Updated: Jul 8
You know people ask me about all kinds of diets. The Grapefruit Diet, the Atkins Diet, the Palm Beach Diet, the Mediterranean Diet, and the list goes on. These days the questions are about the fast diet currently the diet of the day that is popular in Britain. The diet like many of the country’s exports is growing in popularity here in the United States. I don’t endorse a particular diet, but I do try to give you the skinny on what a particular diet is all about.
The Fast Diet is an eating plan that allows you to eat the foods that you traditionally consume five days a week. On two days though not consecutive days during the week you reduce your food and caloric intake to about 25% of what you typically eat. For men the reduction would bring the daily calorie intake down to a total of 600 and for women it would be 500 calories a day. The diet is also called the 5:2 intermittent fasting diet. According to the diet’s biggest proponent and author of a best-selling book on the subject, British physician Dr. Michael Mosley, this eating regime includes a hefty number of benefits. The basis of this diet is intermittent fasting.
When you don’t eat or when you are fasting, the body reacts by looking to stored sources to provide the fuel and energy needed for your body to function properly. The body will tap into the glucose in the blood for energy. When that glucose is depleted the body will look to stored glucose or glycogen which is produced from carbohydrates and stored in the liver and muscle tissues. When the available glycogen is used up, the body will tap into fat stores for essential energy.
Fasting is not recommended for extended periods of time; with prolonged fasting the body will go into starvation mode, slowing down its metabolism as a result of decreased calorie intake. On the fast diet, the reduction in calorie intake or the “fast” period does not last longer than 24 hours.
Though the research is limited and much of it has not been checked out with studies involving humans, some of the benefits touted with intermittent fasting include reduction of body fat, delayed onset of Alzheimer’s and dementia and improvement of mood.
Studies suggest that when you opt for intermittent fasting you lose almost exclusively fat. While experimenting with the diet, author and physician Mosley reduced his body fat from 28 percent to 20 percent.
Studies of mice that are prone to Alzheimer’s and dementia indicate that fasting can delay the onset of these health issues. In studying the disease-prone mice, they generally develop the disease about the age of one which is middle age in their life span. However, when they are in a fasting state, the disease is delayed until they are about two which is equivalent to the age of 90. These results are encouraging, but research studies with humans are needed. Research with mice indicates intermittent fasting may stimulate production of the protein in the brain that aids in producing brain cells responsible for memory. This same protein has also been shown to suppress anxiety and elevate mood.
Now the jury is still out, research linked to the fast diet has produced some encouraging results in animal studies. Studies with humans are essential before the indicated results can be noted as true benefits of this diet. The fast diet limits calorie intake and suggests meal options that are high in fruits, vegetables and fiber.

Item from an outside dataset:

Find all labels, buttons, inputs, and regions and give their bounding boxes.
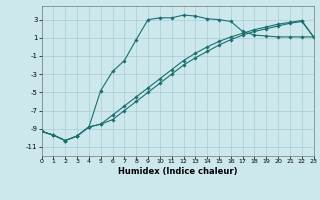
X-axis label: Humidex (Indice chaleur): Humidex (Indice chaleur) [118,167,237,176]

Each of which will do a body good and are consistent with options recommended for a healthy lifestyle.
This is not an endorsement of the diet of the day; it is simply my overview to keep you informed. A balance of portion control, a variety foods, fruits and vegetables, plenty of water and exercise are my top recommendations for tipping the scale in the right direction for a healthy lifestyle.
Take Away: Diets come and go, and before embarking on any diet, you should check with your doctor. The best diet choices are those that focus on helping folks adopt a healthy lifestyle that they can maintain with relative ease.